7. Si le préfet du Val-d’Oise fait valoir, dans son mémoire en défense que, dans le cadre de son recours gracieux, M. A n’avait pas justifié de ses conditions d’hébergement et que ses démarches préalables étaient insuffisantes, il ressort des pièces de l’entier de l’intéressé que ce dernier avait déclaré être hébergé chez ses parents avec son frère et sa sœur en situation de handicap, cette circonstance rendant les conditions de fait de la cohabitation difficiles. Par ailleurs, si le préfet du Val-d’Oise invoque le caractère insuffisant des démarches préalables de l’intéressé, il n’apporte aucun élément au soutien de ce motif, M. A étant par ailleurs demandeur de logement social depuis 2018. Par suite, il n’apparait donc pas que l’administration aurait pris la même décision en se fondant sur l’un ou l’autre des deux motifs allégués.
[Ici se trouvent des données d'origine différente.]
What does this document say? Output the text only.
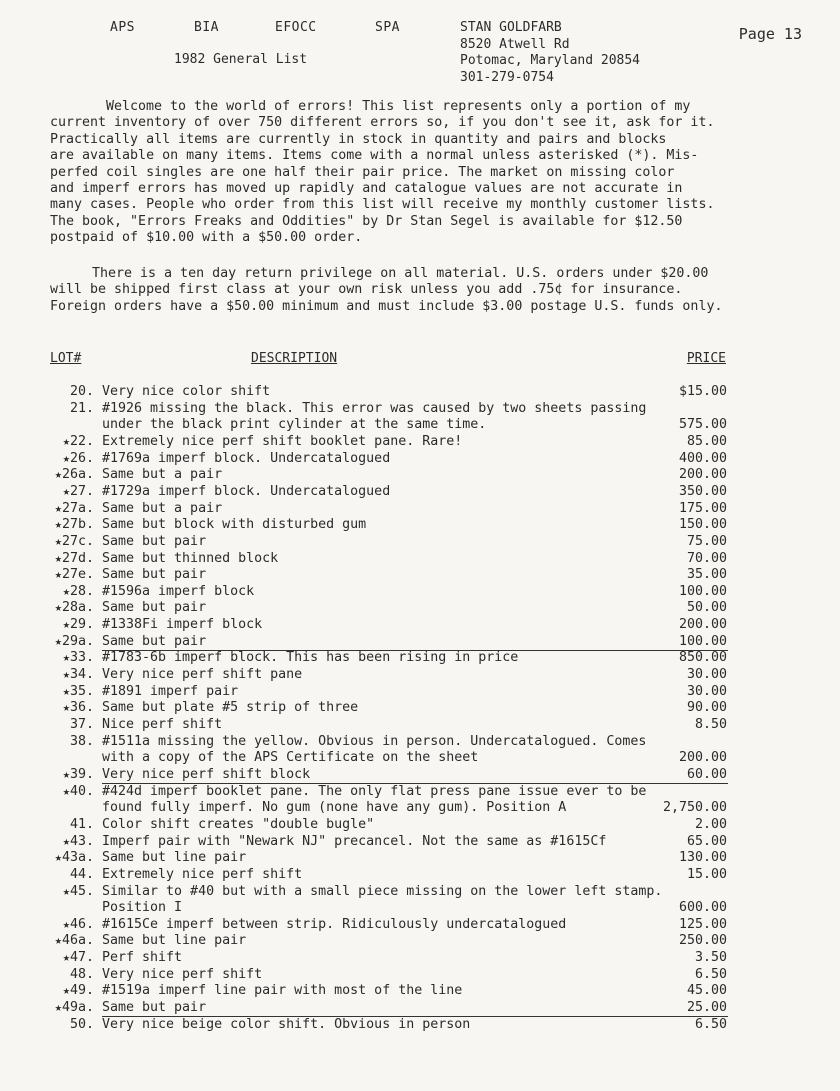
APS	BIA	EFOCC	SPA	STAN GOLDFARB
8520 Atwell Rd
Potomac, Maryland 20854
301-279-0754
Page 13
1982 General List
Welcome to the world of errors! This list represents only a portion of my
current inventory of over 750 different errors so, if you don't see it, ask for it.
Practically all items are currently in stock in quantity and pairs and blocks
are available on many items. Items come with a normal unless asterisked (*). Mis-
perfed coil singles are one half their pair price. The market on missing color
and imperf errors has moved up rapidly and catalogue values are not accurate in
many cases. People who order from this list will receive my monthly customer lists.
The book, "Errors Freaks and Oddities" by Dr Stan Segel is available for $12.50
postpaid of $10.00 with a $50.00 order.
There is a ten day return privilege on all material. U.S. orders under $20.00
will be shipped first class at your own risk unless you add .75¢ for insurance.
Foreign orders have a $50.00 minimum and must include $3.00 postage U.S. funds only.
LOT#	DESCRIPTION	PRICE
20. Very nice color shift	$15.00
21. #1926 missing the black. This error was caused by two sheets passing
under the black print cylinder at the same time.	575.00
★22. Extremely nice perf shift booklet pane. Rare!	85.00
★26. #1769a imperf block. Undercatalogued	400.00
★26a. Same but a pair	200.00
★27. #1729a imperf block. Undercatalogued	350.00
★27a. Same but a pair	175.00
★27b. Same but block with disturbed gum	150.00
★27c. Same but pair	75.00
★27d. Same but thinned block	70.00
★27e. Same but pair	35.00
★28. #1596a imperf block	100.00
★28a. Same but pair	50.00
★29. #1338Fi imperf block	200.00
★29a. Same but pair	100.00
★33. #1783-6b imperf block. This has been rising in price	850.00
★34. Very nice perf shift pane	30.00
★35. #1891 imperf pair	30.00
★36. Same but plate #5 strip of three	90.00
37. Nice perf shift	8.50
38. #1511a missing the yellow. Obvious in person. Undercatalogued. Comes
with a copy of the APS Certificate on the sheet	200.00
★39. Very nice perf shift block	60.00
★40. #424d imperf booklet pane. The only flat press pane issue ever to be
found fully imperf. No gum (none have any gum). Position A	2,750.00
41. Color shift creates "double bugle"	2.00
★43. Imperf pair with "Newark NJ" precancel. Not the same as #1615Cf	65.00
★43a. Same but line pair	130.00
44. Extremely nice perf shift	15.00
★45. Similar to #40 but with a small piece missing on the lower left stamp.
Position I	600.00
★46. #1615Ce imperf between strip. Ridiculously undercatalogued	125.00
★46a. Same but line pair	250.00
★47. Perf shift	3.50
48. Very nice perf shift	6.50
★49. #1519a imperf line pair with most of the line	45.00
★49a. Same but pair	25.00
50. Very nice beige color shift. Obvious in person	6.50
Par suite, il n’y a pas lieu de procéder à la substitution de motifs demandée.
8. Il résulte dès lors de tout ce qui précède que M. A est fondé à demander l’annulation de la décision du 5 avril 2024 par laquelle la commission de médiation a rejeté son recours gracieux tendant à la reconnaissance du caractère prioritaire et urgent de la demande de logement social.
D É C I D E :
Article 1er : La décision du 5 avril 2024 par laquelle la commission de médiation du Val-d’Oise a rejeté le recours gracieux de M. A est annulée.
Article 2 : Le présent jugement sera notifié à M. B A et au ministre de l’aménagement du territoire et de la décentralisation.
Copie en sera adressée au préfet du Val d’Oise.
Rendu public par mise à disposition au greffe le 17 mars 2025.
La magistrate désignée,
Signé
H. Lepetit-Collin
La greffière,
Signé
C. Mas
La République mande et ordonne au ministre de l’aménagement du territoire et de la décentralisation en ce qui le concerne ou à tous commissaires de justice à ce requis en ce qui concerne les voies de droit commun contre les parties privées, de pourvoir à l’exécution de la présente décision.